Thermal Remote Sensing

Advanced Very High Resolution Radiometer (AVHRR)

Water thermal properties in any region can be changed by conservative processes (mixing and advection) and by nonconservative interactions with the atmosphere (insulation, back-radiation, evaporation, condensation, and conduction; Pickard and Emery 1990). If water advects rapidly, less time is allowed for heat to be exchanged with the atmosphere, and conditions are more conservative. If the waters adjacent to a current are of a different temperature, the flow patterns are easily observed in AVHRR data. For this reason, the strong western boundary currents such as the Kuroshio and Gulf Stream currents can be observed by AVHRR. The temperature itself cannot be used directly to indicate flow, but the thermal gradients are indicative of fronts maintained by flow characteristics (see Eddy Separation and Shedding from the Loop Current).

The satellite-measured skin surface temperature (SMSST) is that of the micron-thin skin of water on top of the ocean and may not be representative of the mixed layer beneath it. The skin temperature has been observed to be between 1.2°C cooler and 0.8°C warmer than the bulk temperature ( Wick et al. 1992). Multichannel sea surface temperature (MCSST) uses comparisons between satellite infrared measurements and drifting buoys in order to determine sea surface temperature ( McClain et al. 1985). The mean offset between SMSST and MCSST is approximately 0.45°C, but without more thorough in situ measurements, one cannot say which method is more accurate.

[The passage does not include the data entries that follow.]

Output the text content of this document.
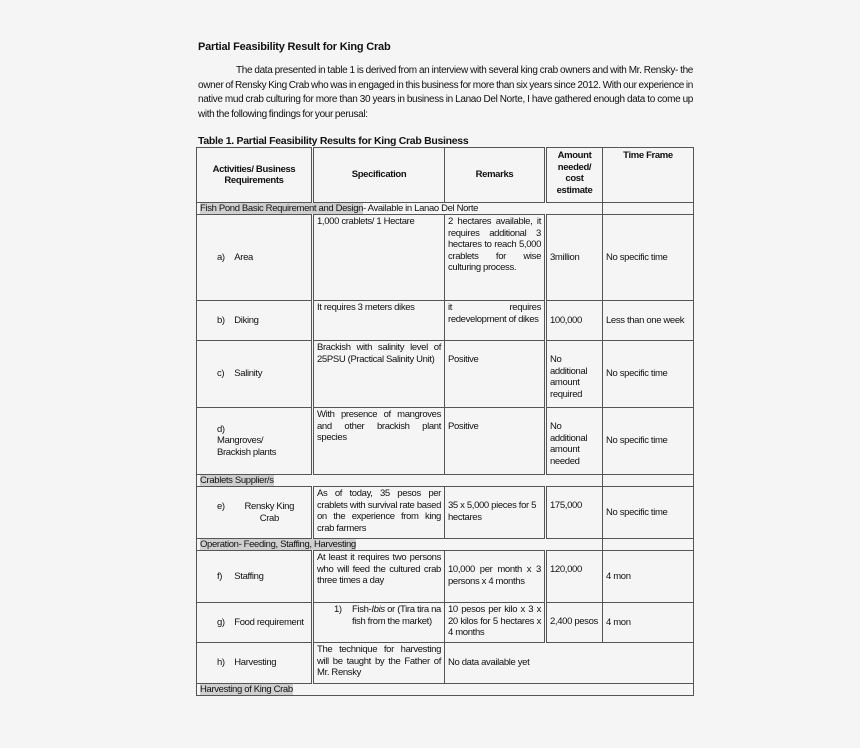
Partial Feasibility Result for King Crab

The data presented in table 1 is derived from an interview with several king crab owners and with Mr. Rensky- the owner of Rensky King Crab who was in engaged in this business for more than six years since 2012. With our experience in native mud crab culturing for more than 30 years in business in Lanao Del Norte, I have gathered enough data to come up with the following findings for your perusal:

Table 1. Partial Feasibility Results for King Crab Business

Activities/ Business Requirements	Specification	Remarks	Amount needed/ cost estimate	Time Frame
Fish Pond Basic Requirement and Design- Available in Lanao Del Norte				
a) Area	1,000 crablets/ 1 Hectare	2 hectares available, it requires additional 3 hectares to reach 5,000 crablets for wise culturing process.	3million	No specific time
b) Diking	It requires 3 meters dikes	it requires redevelopment of dikes	100,000	Less than one week
c) Salinity	Brackish with salinity level of 25PSU (Practical Salinity Unit)	Positive	No additional amount required	No specific time
d) Mangroves/ Brackish plants	With presence of mangroves and other brackish plant species	Positive	No additional amount needed	No specific time
Crablets Supplier/s				
e) Rensky King Crab	As of today, 35 pesos per crablets with survival rate based on the experience from king crab farmers	35 x 5,000 pieces for 5 hectares	175,000	No specific time
Operation- Feeding, Staffing, Harvesting				
f) Staffing	At least it requires two persons who will feed the cultured crab three times a day	10,000 per month x 3 persons x 4 months	120,000	4 mon
g) Food requirement	1) Fish-Ibis or (Tira tira na fish from the market)	10 pesos per kilo x 3 x 20 kilos for 5 hectares x 4 months	2,400 pesos	4 mon
h) Harvesting	The technique for harvesting will be taught by the Father of Mr. Rensky	No data available yet		
Harvesting of King Crab				
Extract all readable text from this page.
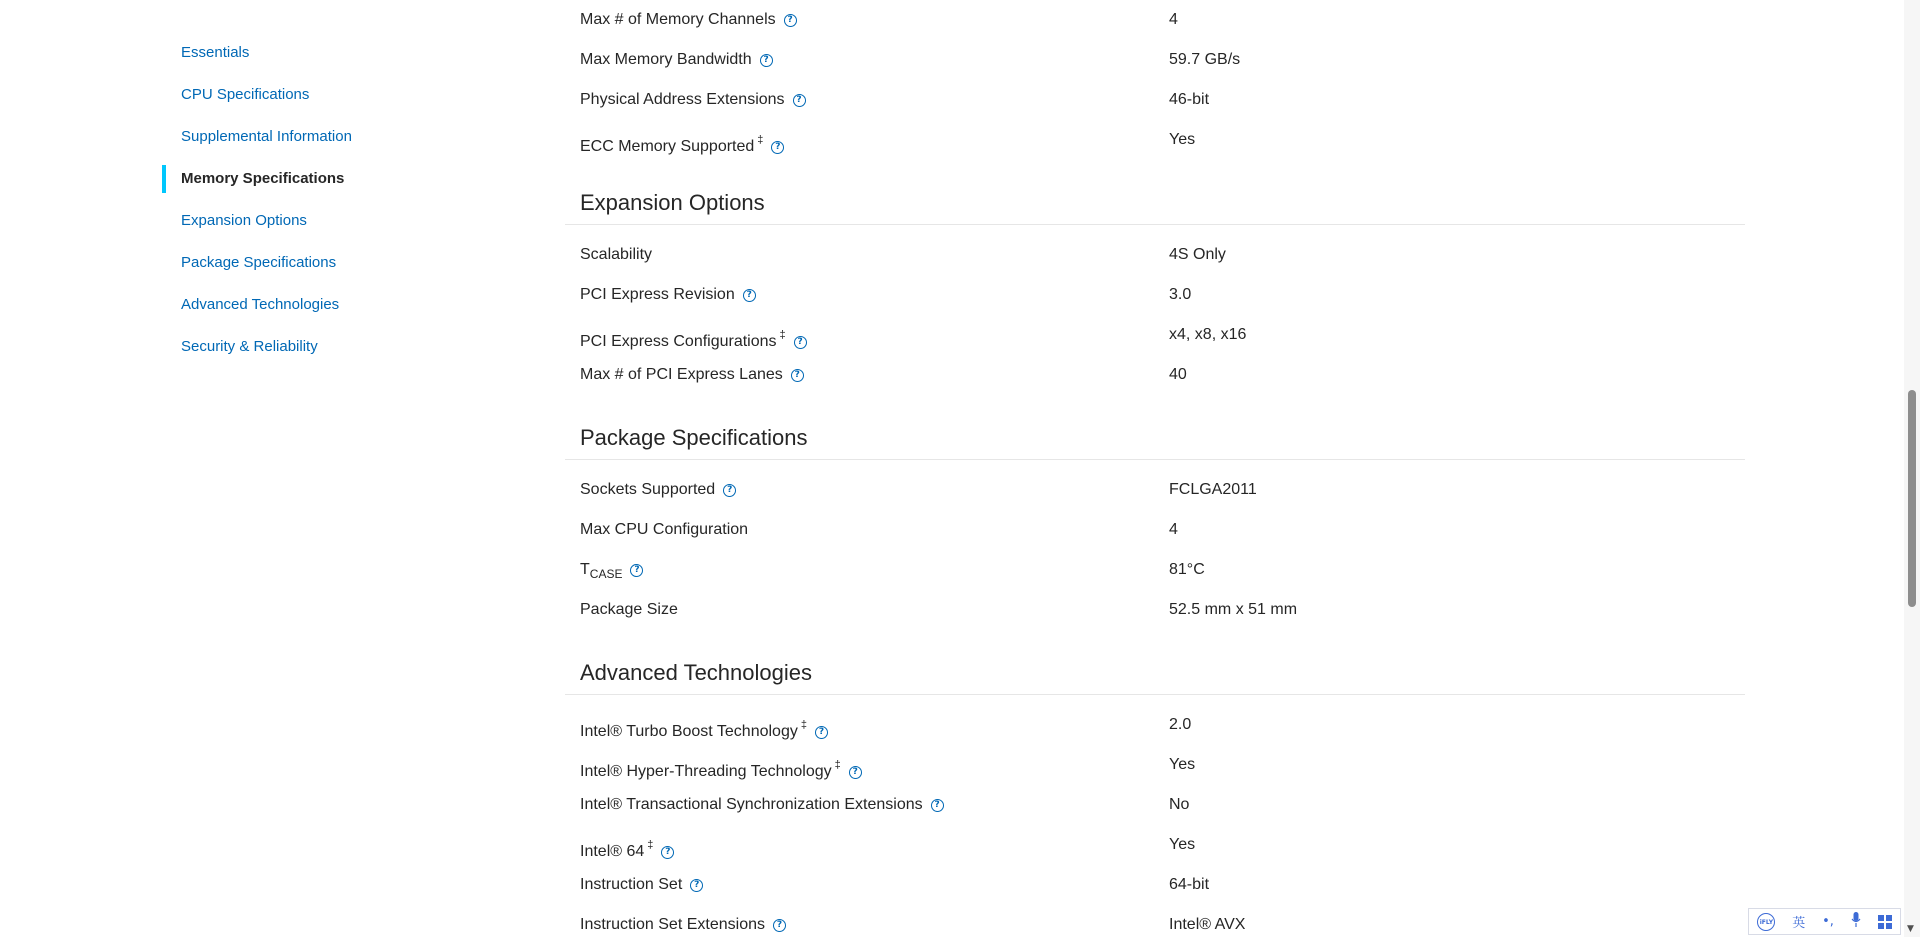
Essentials
CPU Specifications
Supplemental Information
Memory Specifications
Expansion Options
Package Specifications
Advanced Technologies
Security & Reliability
Max # of Memory Channels ?	4
Max Memory Bandwidth ?	59.7 GB/s
Physical Address Extensions ?	46-bit
ECC Memory Supported ‡?	Yes
Expansion Options
Scalability	4S Only
PCI Express Revision ?	3.0
PCI Express Configurations ‡?	x4, x8, x16
Max # of PCI Express Lanes ?	40
Package Specifications
Sockets Supported ?	FCLGA2011
Max CPU Configuration	4
$T_{CASE}$ ?	81°C
Package Size	52.5 mm x 51 mm
Advanced Technologies
Intel® Turbo Boost Technology ‡?	2.0
Intel® Hyper-Threading Technology ‡?	Yes
Intel® Transactional Synchronization Extensions ?	No
Intel® 64 ‡?	Yes
Instruction Set ?	64-bit
Instruction Set Extensions ?	Intel® AVX	▼
iFLY 英 •,
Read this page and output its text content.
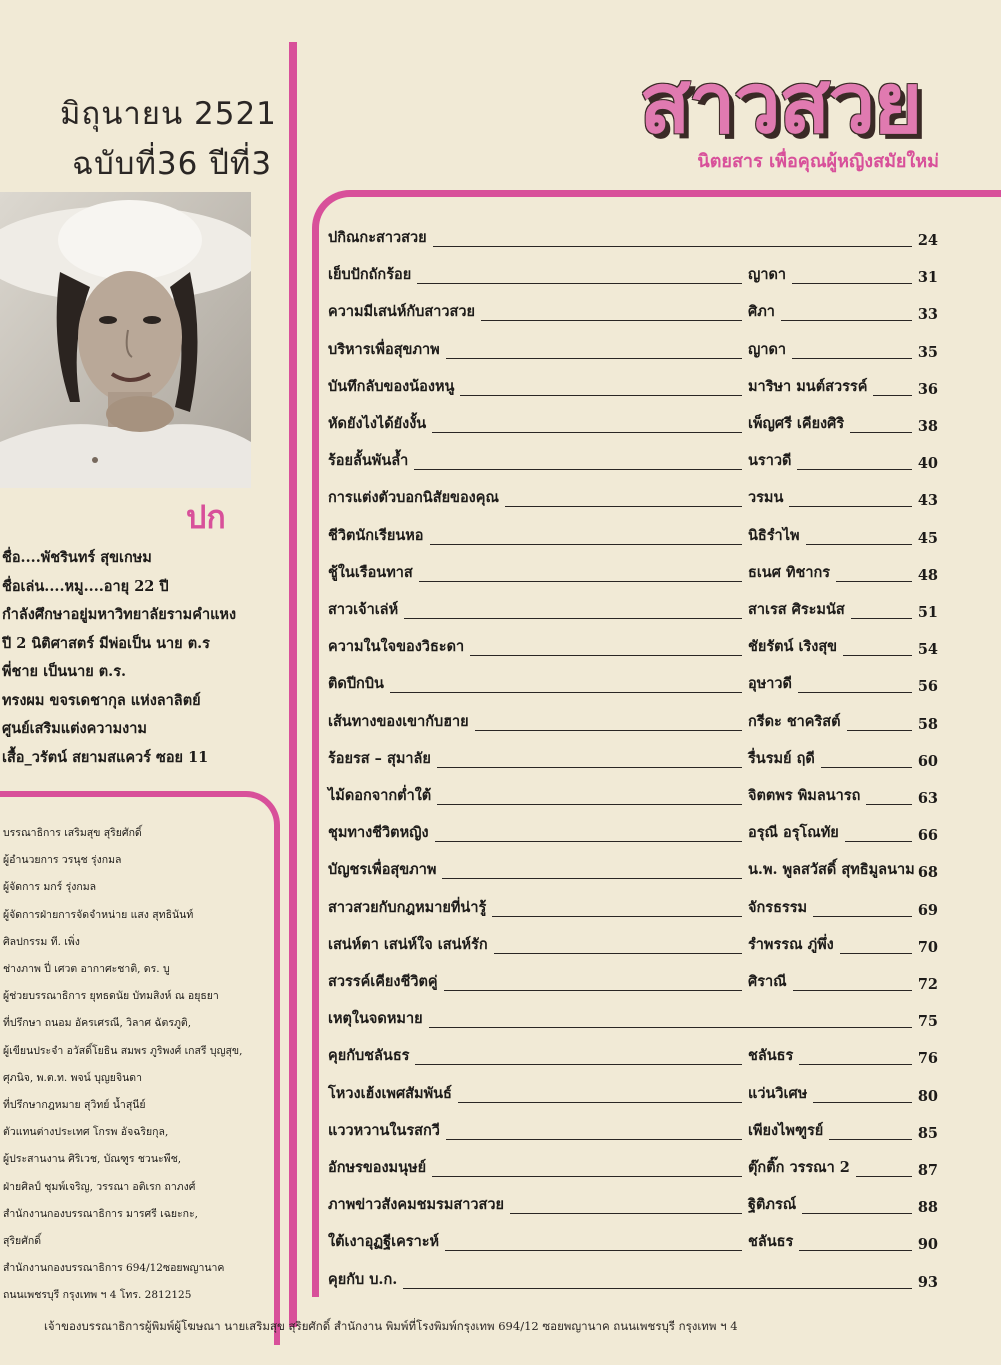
มิถุนายน 2521
ฉบับที่36 ปีที่3
ปก
ชื่อ....พัชรินทร์ สุขเกษม
ชื่อเล่น....หมู....อายุ 22 ปี
กำลังศึกษาอยู่มหาวิทยาลัยรามคำแหง
ปี 2 นิติศาสตร์ มีพ่อเป็น นาย ต.ร
พี่ชาย เป็นนาย ต.ร.
ทรงผม ขจรเดชากุล แห่งลาลิตย์
ศูนย์เสริมแต่งความงาม
เสื้อ_วรัตน์ สยามสแควร์ ซอย 11
บรรณาธิการ เสริมสุข สุริยศักดิ์
ผู้อำนวยการ วรนุช รุ่งกมล
ผู้จัดการ มกร์ รุ่งกมล
ผู้จัดการฝ่ายการจัดจำหน่าย แสง สุทธินันท์
ศิลปกรรม ที. เพิ่ง
ช่างภาพ ปี่ เศวต อากาศะชาติ, ดร. บู
ผู้ช่วยบรรณาธิการ ยุทธดนัย บัทมสิงห์ ณ อยุธยา
ที่ปรึกษา ถนอม อัครเศรณี, วิลาศ ฉัตรภูติ,
ผู้เขียนประจำ อวัสดิ์โยธิน สมพร ภูริพงศ์ เกสรี บุญสุข,
ศุภนิจ, พ.ต.ท. พจน์ บุญยจินดา
ที่ปรึกษากฎหมาย สุวิทย์ น้ำสุนีย์
ตัวแทนต่างประเทศ โกรพ อัจฉริยกุล,
ผู้ประสานงาน ศิริเวช, บัณฑูร ชวนะพืช,
ฝ่ายศิลป์ ชุมพ์เจริญ, วรรณา อติเรก ถาภงศ์
สำนักงานกองบรรณาธิการ มารศรี เฉยะกะ,
สุริยศักดิ์
สำนักงานกองบรรณาธิการ 694/12ซอยพญานาค
ถนนเพชรบุรี กรุงเทพ ฯ 4 โทร. 2812125
สาวสวย
นิตยสาร เพื่อคุณผู้หญิงสมัยใหม่
ปกิณกะสาวสวย	24
เย็บปักถักร้อย	ญาดา	31
ความมีเสน่ห์กับสาวสวย	ศิภา	33
บริหารเพื่อสุขภาพ	ญาดา	35
บันทึกลับของน้องหนู	มาริษา มนต์สวรรค์	36
หัดยังไงได้ยังงั้น	เพ็ญศรี เคียงศิริ	38
ร้อยลั้นพันล้ำ	นราวดี	40
การแต่งตัวบอกนิสัยของคุณ	วรมน	43
ชีวิตนักเรียนหอ	นิธิรำไพ	45
ชู้ในเรือนทาส	ธเนศ ทิชากร	48
สาวเจ้าเล่ห์	สาเรส ศิระมนัส	51
ความในใจของวิธะดา	ชัยรัตน์ เริงสุข	54
ติดปีกบิน	อุษาวดี	56
เส้นทางของเขากับฮาย	กรีดะ ชาคริสต์	58
ร้อยรส – สุมาลัย	รื่นรมย์ ฤดี	60
ไม้ดอกจากต่ำใต้	จิตตพร พิมลนารถ	63
ชุมทางชีวิตหญิง	อรุณี อรุโณทัย	66
บัญชรเพื่อสุขภาพ	น.พ. พูลสวัสดิ์ สุทธิมูลนาม 68
สาวสวยกับกฎหมายที่น่ารู้	จักรธรรม	69
เสน่ห์ตา เสน่ห์ใจ เสน่ห์รัก	รำพรรณ ภู่พึ่ง	70
สวรรค์เคียงชีวิตคู่	ศิราณี	72
เหตุในจดหมาย	75
คุยกับชลันธร	ชลันธร	76
โหวงเฮ้งเพศสัมพันธ์	แว่นวิเศษ	80
แววหวานในรสกวี	เพียงไพฑูรย์	85
อักษรของมนุษย์	ตุ๊กติ๊ก วรรณา 2	87
ภาพข่าวสังคมชมรมสาวสวย	ฐิติภรณ์	88
ใต้เงาอุฏฐีเคราะห์	ชลันธร	90
คุยกับ บ.ก.	93
เจ้าของบรรณาธิการผู้พิมพ์ผู้โฆษณา นายเสริมสุข สุริยศักดิ์ สำนักงาน พิมพ์ที่โรงพิมพ์กรุงเทพ 694/12 ซอยพญานาค ถนนเพชรบุรี กรุงเทพ ฯ 4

Surface isotherms can be indicative of the flow path of the water, similar to slowly changing streak lines. In addition to depicting general flow characteristics of the Loop Current, warm core rings and smaller eddies, meanders, and filaments can also be clearly observed. Temporal changes in MCSST imagery provide a means of inferring some characteristics of water parcel motion and the evolution of current trajectories (e.g., Maul 1977).